IOC stake in Mundra terminal

Indian Oil Corporation will acquire up to 50 per cent in the Adani group-backed Mundra LNG import terminal in Gujarat for about Rs 750 crore.

Our Special Correspondent Published 05.08.17, 12:00 AM

New Delhi, Aug. 4: Indian Oil Corporation will acquire up to 50 per cent in the Adani group-backed Mundra LNG import terminal in Gujarat for about Rs 750 crore.

The board of India's largest oil company gave an "in-principle approval for the stake buy in GSPL LNG, which is setting up a 5-million-tonnes-per-annum LNG terminal at Mundra port in Gujarat", the company said in a statement.

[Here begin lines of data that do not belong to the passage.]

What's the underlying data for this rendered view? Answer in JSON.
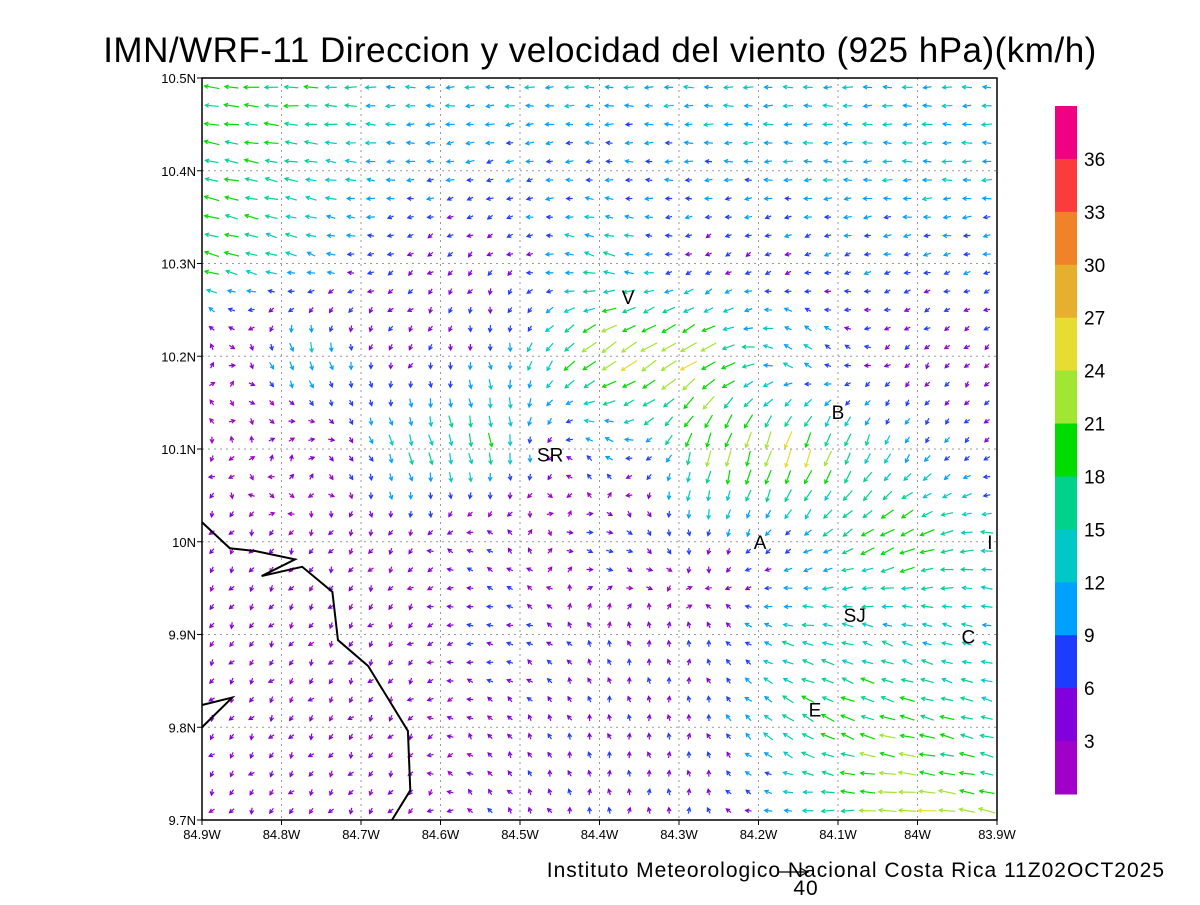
{
  "title": "IMN/WRF-11 Direccion y velocidad del viento (925 hPa)(km/h)",
  "footer": "Instituto Meteorologico Nacional Costa Rica 11Z02OCT2025",
  "reference_vector": {
    "label": "40",
    "value": 40
  },
  "chart_data": {
    "type": "vector-field",
    "title": "IMN/WRF-11 Direccion y velocidad del viento (925 hPa)(km/h)",
    "units": "km/h",
    "xlim": [
      -84.9,
      -83.9
    ],
    "ylim": [
      9.7,
      10.5
    ],
    "x_ticks": [
      {
        "v": -84.9,
        "label": "84.9W"
      },
      {
        "v": -84.8,
        "label": "84.8W"
      },
      {
        "v": -84.7,
        "label": "84.7W"
      },
      {
        "v": -84.6,
        "label": "84.6W"
      },
      {
        "v": -84.5,
        "label": "84.5W"
      },
      {
        "v": -84.4,
        "label": "84.4W"
      },
      {
        "v": -84.3,
        "label": "84.3W"
      },
      {
        "v": -84.2,
        "label": "84.2W"
      },
      {
        "v": -84.1,
        "label": "84.1W"
      },
      {
        "v": -84.0,
        "label": "84W"
      },
      {
        "v": -83.9,
        "label": "83.9W"
      }
    ],
    "y_ticks": [
      {
        "v": 9.7,
        "label": "9.7N"
      },
      {
        "v": 9.8,
        "label": "9.8N"
      },
      {
        "v": 9.9,
        "label": "9.9N"
      },
      {
        "v": 10.0,
        "label": "10N"
      },
      {
        "v": 10.1,
        "label": "10.1N"
      },
      {
        "v": 10.2,
        "label": "10.2N"
      },
      {
        "v": 10.3,
        "label": "10.3N"
      },
      {
        "v": 10.4,
        "label": "10.4N"
      },
      {
        "v": 10.5,
        "label": "10.5N"
      }
    ],
    "grid": true,
    "colorbar": {
      "labels": [
        "3",
        "6",
        "9",
        "12",
        "15",
        "18",
        "21",
        "24",
        "27",
        "30",
        "33",
        "36"
      ],
      "colors": [
        "#a000c8",
        "#8200dc",
        "#1e3cff",
        "#00a0ff",
        "#00c8c8",
        "#00d28c",
        "#00dc00",
        "#a0e632",
        "#e6dc32",
        "#e6af2d",
        "#f08228",
        "#fa3c3c",
        "#f00082"
      ]
    },
    "wind_grid": {
      "lons": [
        -84.9,
        -84.775,
        -84.65,
        -84.525,
        -84.4,
        -84.275,
        -84.15,
        -84.025,
        -83.9
      ],
      "lats": [
        10.5,
        10.4,
        10.3,
        10.2,
        10.1,
        10.0,
        9.9,
        9.8,
        9.7
      ],
      "u": [
        [
          -20,
          -18,
          -12,
          -12,
          -12,
          -12,
          -12,
          -12,
          -12
        ],
        [
          -18,
          -16,
          -10,
          -9,
          -8,
          -10,
          -11,
          -12,
          -12
        ],
        [
          -20,
          -12,
          -4,
          -3,
          -15,
          -4,
          -6,
          -8,
          -8
        ],
        [
          2,
          5,
          -3,
          2,
          -20,
          -22,
          -10,
          -3,
          -3
        ],
        [
          -2,
          3,
          5,
          3,
          -10,
          -5,
          -8,
          -5,
          -5
        ],
        [
          -2,
          -2,
          -2,
          -5,
          10,
          0,
          -8,
          -20,
          -15
        ],
        [
          -2,
          -2,
          -2,
          -8,
          -2,
          0,
          -15,
          -12,
          -12
        ],
        [
          -2,
          -2,
          -2,
          -3,
          -1,
          0,
          -15,
          -20,
          -15
        ],
        [
          -2,
          -2,
          -2,
          -3,
          0,
          0,
          -12,
          -25,
          -20
        ]
      ],
      "v": [
        [
          2,
          0,
          0,
          0,
          0,
          0,
          0,
          0,
          0
        ],
        [
          4,
          3,
          0,
          -3,
          0,
          0,
          0,
          0,
          0
        ],
        [
          5,
          4,
          -3,
          -3,
          5,
          -3,
          -3,
          -2,
          -2
        ],
        [
          6,
          -15,
          -3,
          -10,
          -15,
          -12,
          10,
          -3,
          -3
        ],
        [
          -2,
          5,
          -15,
          -18,
          10,
          -20,
          -25,
          -10,
          -3
        ],
        [
          -3,
          -3,
          -3,
          5,
          -3,
          -8,
          -5,
          -10,
          2
        ],
        [
          -3,
          -3,
          -3,
          1,
          5,
          6,
          3,
          5,
          2
        ],
        [
          -3,
          -3,
          -3,
          4,
          5,
          5,
          10,
          5,
          4
        ],
        [
          -3,
          -3,
          -3,
          4,
          5,
          5,
          -2,
          0,
          5
        ]
      ]
    },
    "coastline": [
      [
        [
          -84.9,
          10.021
        ],
        [
          -84.865,
          9.993
        ],
        [
          -84.833,
          9.99
        ],
        [
          -84.783,
          9.981
        ],
        [
          -84.825,
          9.963
        ],
        [
          -84.774,
          9.973
        ],
        [
          -84.736,
          9.946
        ],
        [
          -84.729,
          9.894
        ],
        [
          -84.691,
          9.866
        ],
        [
          -84.641,
          9.796
        ],
        [
          -84.638,
          9.732
        ],
        [
          -84.661,
          9.7
        ]
      ],
      [
        [
          -84.9,
          9.824
        ],
        [
          -84.862,
          9.832
        ],
        [
          -84.9,
          9.8
        ]
      ]
    ],
    "towns": [
      {
        "label": "V",
        "lon": -84.364,
        "lat": 10.264
      },
      {
        "label": "SR",
        "lon": -84.462,
        "lat": 10.094
      },
      {
        "label": "B",
        "lon": -84.1,
        "lat": 10.14
      },
      {
        "label": "A",
        "lon": -84.198,
        "lat": 10.0
      },
      {
        "label": "I",
        "lon": -83.909,
        "lat": 10.0
      },
      {
        "label": "SJ",
        "lon": -84.079,
        "lat": 9.921
      },
      {
        "label": "C",
        "lon": -83.936,
        "lat": 9.898
      },
      {
        "label": "E",
        "lon": -84.129,
        "lat": 9.819
      }
    ]
  }
}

GSPL LNG is a joint venture of Gujarat State Petroleum Corporation (GSPC) and Adani Enterprises.

GSPL LNG will hold the remaining 50 per cent stake in the LNG terminal that is nearing completion. Adani and GSPC are equal partners in GSPL LNG.

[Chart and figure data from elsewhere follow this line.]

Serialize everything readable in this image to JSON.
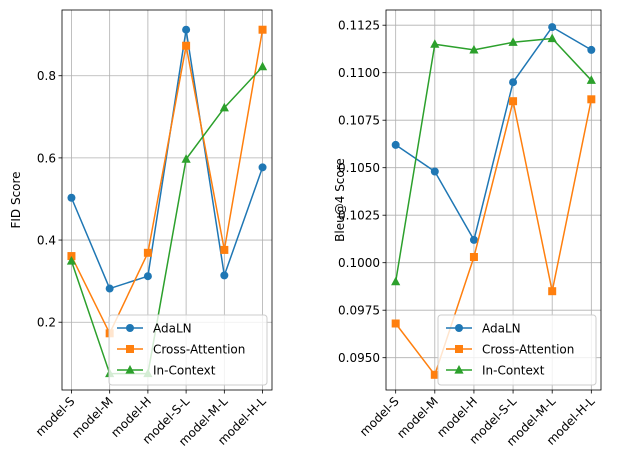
{
  "chart_data": [
    {
      "type": "line",
      "title": "",
      "xlabel": "",
      "ylabel": "FID Score",
      "categories": [
        "model-S",
        "model-M",
        "model-H",
        "model-S-L",
        "model-M-L",
        "model-H-L"
      ],
      "ylim": [
        0.035,
        0.96
      ],
      "yticks": [
        0.2,
        0.4,
        0.6,
        0.8
      ],
      "ytick_labels": [
        "0.2",
        "0.4",
        "0.6",
        "0.8"
      ],
      "grid": true,
      "legend_position": "bottom-right",
      "series": [
        {
          "name": "AdaLN",
          "color": "#1f77b4",
          "marker": "circle",
          "values": [
            0.503,
            0.282,
            0.312,
            0.912,
            0.314,
            0.577
          ]
        },
        {
          "name": "Cross-Attention",
          "color": "#ff7f0e",
          "marker": "square",
          "values": [
            0.361,
            0.173,
            0.369,
            0.873,
            0.376,
            0.912
          ]
        },
        {
          "name": "In-Context",
          "color": "#2ca02c",
          "marker": "triangle",
          "values": [
            0.349,
            0.075,
            0.075,
            0.597,
            0.722,
            0.822
          ]
        }
      ]
    },
    {
      "type": "line",
      "title": "",
      "xlabel": "",
      "ylabel": "Bleu@4 Score",
      "categories": [
        "model-S",
        "model-M",
        "model-H",
        "model-S-L",
        "model-M-L",
        "model-H-L"
      ],
      "ylim": [
        0.0933,
        0.1133
      ],
      "yticks": [
        0.095,
        0.0975,
        0.1,
        0.1025,
        0.105,
        0.1075,
        0.11,
        0.1125
      ],
      "ytick_labels": [
        "0.0950",
        "0.0975",
        "0.1000",
        "0.1025",
        "0.1050",
        "0.1075",
        "0.1100",
        "0.1125"
      ],
      "grid": true,
      "legend_position": "bottom-right",
      "series": [
        {
          "name": "AdaLN",
          "color": "#1f77b4",
          "marker": "circle",
          "values": [
            0.1062,
            0.1048,
            0.1012,
            0.1095,
            0.1124,
            0.1112
          ]
        },
        {
          "name": "Cross-Attention",
          "color": "#ff7f0e",
          "marker": "square",
          "values": [
            0.0968,
            0.0941,
            0.1003,
            0.1085,
            0.0985,
            0.1086
          ]
        },
        {
          "name": "In-Context",
          "color": "#2ca02c",
          "marker": "triangle",
          "values": [
            0.099,
            0.1115,
            0.1112,
            0.1116,
            0.1118,
            0.1096
          ]
        }
      ]
    }
  ]
}
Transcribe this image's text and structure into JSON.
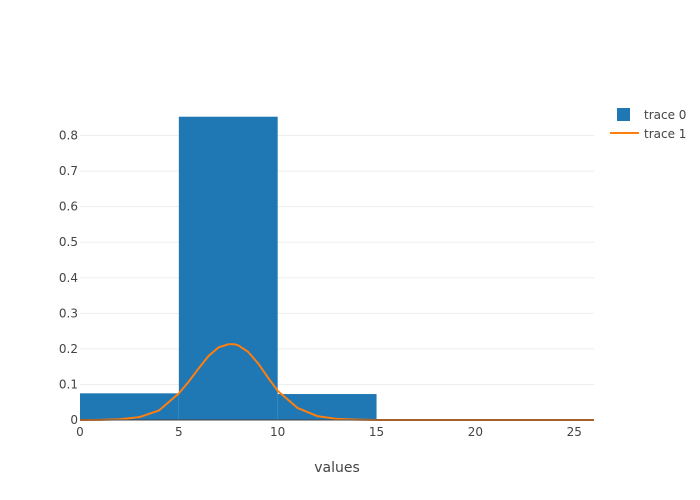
{
  "chart_data": {
    "type": "bar",
    "xlabel": "values",
    "ylabel": "",
    "xlim": [
      0,
      26
    ],
    "ylim": [
      0,
      0.9
    ],
    "x_ticks": [
      "0",
      "5",
      "10",
      "15",
      "20",
      "25"
    ],
    "y_ticks": [
      "0",
      "0.1",
      "0.2",
      "0.3",
      "0.4",
      "0.5",
      "0.6",
      "0.7",
      "0.8"
    ],
    "grid": true,
    "legend_position": "top-right",
    "series": [
      {
        "name": "trace 0",
        "type": "histogram",
        "color": "#1f77b4",
        "bins": [
          {
            "x0": 0,
            "x1": 5,
            "value": 0.075
          },
          {
            "x0": 5,
            "x1": 10,
            "value": 0.853
          },
          {
            "x0": 10,
            "x1": 15,
            "value": 0.073
          }
        ]
      },
      {
        "name": "trace 1",
        "type": "line",
        "color": "#ff7f0e",
        "x": [
          0,
          1,
          2,
          3,
          4,
          5,
          5.5,
          6,
          6.5,
          7,
          7.5,
          7.8,
          8,
          8.5,
          9,
          9.5,
          10,
          11,
          12,
          13,
          14,
          15,
          17,
          20,
          23,
          26
        ],
        "y": [
          0,
          0.0005,
          0.002,
          0.008,
          0.027,
          0.075,
          0.108,
          0.145,
          0.18,
          0.204,
          0.213,
          0.213,
          0.21,
          0.192,
          0.16,
          0.12,
          0.082,
          0.034,
          0.011,
          0.003,
          0.001,
          0,
          0,
          0,
          0,
          0
        ]
      }
    ]
  }
}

Officials said fresh equity would be infused into the project and there is a possibility that IOC could have a majority stake. They said GSPL and Adani would continue to remain partners in the project.

"The fresh evaluation of the project is being done to assess the real value of the LNG terminal before deciding on the new equity structure and stakes for different partners in the project," officials said.

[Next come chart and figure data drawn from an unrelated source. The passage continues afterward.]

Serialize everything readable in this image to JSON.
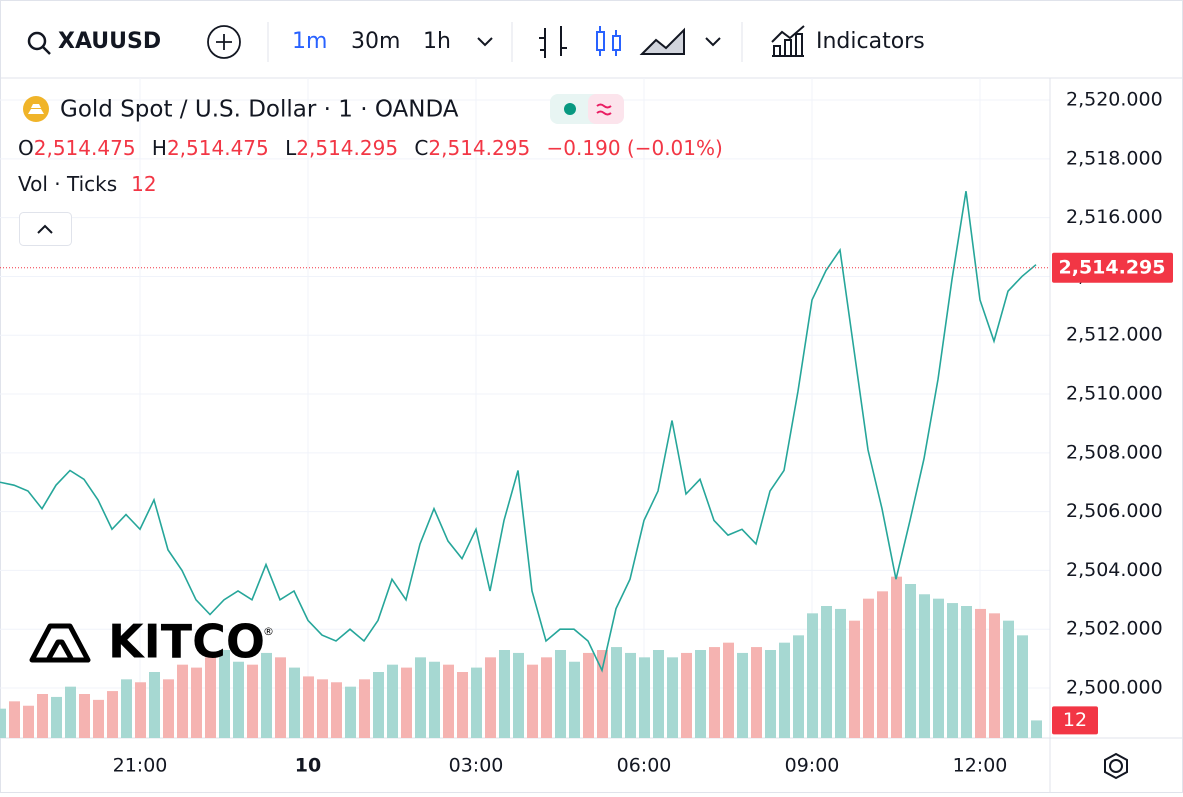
{
  "toolbar": {
    "symbol": "XAUUSD",
    "intervals": [
      "1m",
      "30m",
      "1h"
    ],
    "indicators": "Indicators"
  },
  "legend": {
    "title": "Gold Spot / U.S. Dollar · 1 · OANDA",
    "open_label": "O",
    "open": "2,514.475",
    "high_label": "H",
    "high": "2,514.475",
    "low_label": "L",
    "low": "2,514.295",
    "close_label": "C",
    "close": "2,514.295",
    "change": "−0.190 (−0.01%)",
    "volume_label": "Vol · Ticks"
  },
  "logo": {
    "text": "KITCO",
    "mark": "®"
  },
  "chart_data": {
    "type": "line",
    "categories": [
      null,
      null,
      null,
      null,
      null,
      null,
      null,
      null,
      null,
      null,
      "21:00",
      null,
      null,
      null,
      null,
      null,
      null,
      null,
      null,
      null,
      null,
      null,
      "10",
      null,
      null,
      null,
      null,
      null,
      null,
      null,
      null,
      null,
      null,
      null,
      "03:00",
      null,
      null,
      null,
      null,
      null,
      null,
      null,
      null,
      null,
      null,
      null,
      "06:00",
      null,
      null,
      null,
      null,
      null,
      null,
      null,
      null,
      null,
      null,
      null,
      "09:00",
      null,
      null,
      null,
      null,
      null,
      null,
      null,
      null,
      null,
      null,
      null,
      "12:00",
      null,
      null,
      null,
      null
    ],
    "series": [
      {
        "name": "XAUUSD",
        "color": "#26a69a",
        "values": [
          2507.0,
          2506.9,
          2506.7,
          2506.1,
          2506.9,
          2507.4,
          2507.1,
          2506.4,
          2505.4,
          2505.9,
          2505.4,
          2506.4,
          2504.7,
          2504.0,
          2503.0,
          2502.5,
          2503.0,
          2503.3,
          2503.0,
          2504.2,
          2503.0,
          2503.3,
          2502.3,
          2501.8,
          2501.6,
          2502.0,
          2501.6,
          2502.3,
          2503.7,
          2503.0,
          2504.9,
          2506.1,
          2505.0,
          2504.4,
          2505.4,
          2503.3,
          2505.7,
          2507.4,
          2503.3,
          2501.6,
          2502.0,
          2502.0,
          2501.6,
          2500.6,
          2502.7,
          2503.7,
          2505.7,
          2506.7,
          2509.1,
          2506.6,
          2507.1,
          2505.7,
          2505.2,
          2505.4,
          2504.9,
          2506.7,
          2507.4,
          2510.1,
          2513.2,
          2514.2,
          2514.9,
          2511.5,
          2508.1,
          2506.1,
          2503.7,
          2505.7,
          2507.8,
          2510.5,
          2513.9,
          2516.9,
          2513.2,
          2511.8,
          2513.5,
          2514.0,
          2514.4
        ]
      }
    ],
    "volume": {
      "up_color": "#a6d8d2",
      "down_color": "#f5b3b1",
      "values": [
        20,
        25,
        22,
        30,
        28,
        35,
        30,
        26,
        32,
        40,
        38,
        45,
        40,
        50,
        48,
        55,
        60,
        52,
        50,
        58,
        55,
        48,
        42,
        40,
        38,
        35,
        40,
        45,
        50,
        48,
        55,
        52,
        50,
        45,
        48,
        55,
        60,
        58,
        50,
        55,
        60,
        52,
        58,
        60,
        62,
        58,
        55,
        60,
        55,
        58,
        60,
        62,
        65,
        58,
        62,
        60,
        65,
        70,
        85,
        90,
        88,
        80,
        95,
        100,
        110,
        105,
        98,
        95,
        92,
        90,
        88,
        85,
        80,
        70,
        12
      ]
    },
    "ylim": [
      2498.3,
      2520.75
    ],
    "y2lim": [
      0,
      450
    ],
    "yticks": [
      {
        "value": 2500,
        "label": "2,500.000"
      },
      {
        "value": 2502,
        "label": "2,502.000"
      },
      {
        "value": 2504,
        "label": "2,504.000"
      },
      {
        "value": 2506,
        "label": "2,506.000"
      },
      {
        "value": 2508,
        "label": "2,508.000"
      },
      {
        "value": 2510,
        "label": "2,510.000"
      },
      {
        "value": 2512,
        "label": "2,512.000"
      },
      {
        "value": 2514,
        "label": "2,514.000"
      },
      {
        "value": 2516,
        "label": "2,516.000"
      },
      {
        "value": 2518,
        "label": "2,518.000"
      },
      {
        "value": 2520,
        "label": "2,520.000"
      }
    ],
    "last_price": {
      "value": 2514.295,
      "label": "2,514.295"
    },
    "grid": true
  }
}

While the company did not give the acquisition cost, an official said roughly 30 per cent of the Rs 5,040-crore project cost is equity and IOC would pay half of it. A final number would be arrived at after the valuation exercise is completed, he said.

The Mundra terminal can be expanded up to 10 million tonnes per annum in the near future.

IOC target

The move is part of IOC's plans to diversify its energy portfolio to meet the future needs of the country. As the second largest player in natural gas in the country, IOC is making significant investments in natural gas infrastructure and marketing in line with the country's changing energy mix, IOC said.

The LNG terminal will be commissioned in the fourth quarter of 2017-18. It will have receipt, storage and re-gasification facilities for liquefied natural gas (LNG) and will be connected to Gujarat State Petronet's (GSPL) existing pipeline network at Anjaar (Gujarat).

"We already have investments across the gas value chain from LNG import terminals to city gas distribution networks, the major among them being a 5-million-tonne LNG import terminal at Kamarajar port near Chennai, scheduled for commissioning in 2018-19," IOC chairman Sanjiv Singh said.

The proposed terminal at Mundra is the third in Gujarat. Petronet has an LNG import facility at Dahej, while Shell has a 5 mt terminal at Hazira. Mundra would be the second LNG project of Adani where IOC is investing.

The PSU has taken a 39 per cent stake in the proposed 5mt-a- year LNG import terminal at Dhamra in Odisha. The Adani group has 50 per cent in the project and the remaining 11 per cent is with GAIL.

When GSPL LNG offered a stake in the Mundra LNG project 3-4 years back, eight firms, including GAIL, had expressed interest in buying the stake but only three were shortlisted.

Besides IOC, India Gas Solutions - the equal joint venture between Mukesh Ambani-led RIL and Europe's BP - and state-owned ONGC were shortlisted.

The IOC board also approved the expansion of its Gujarat refinery to 18 million tonnes a year. from 13.7mt.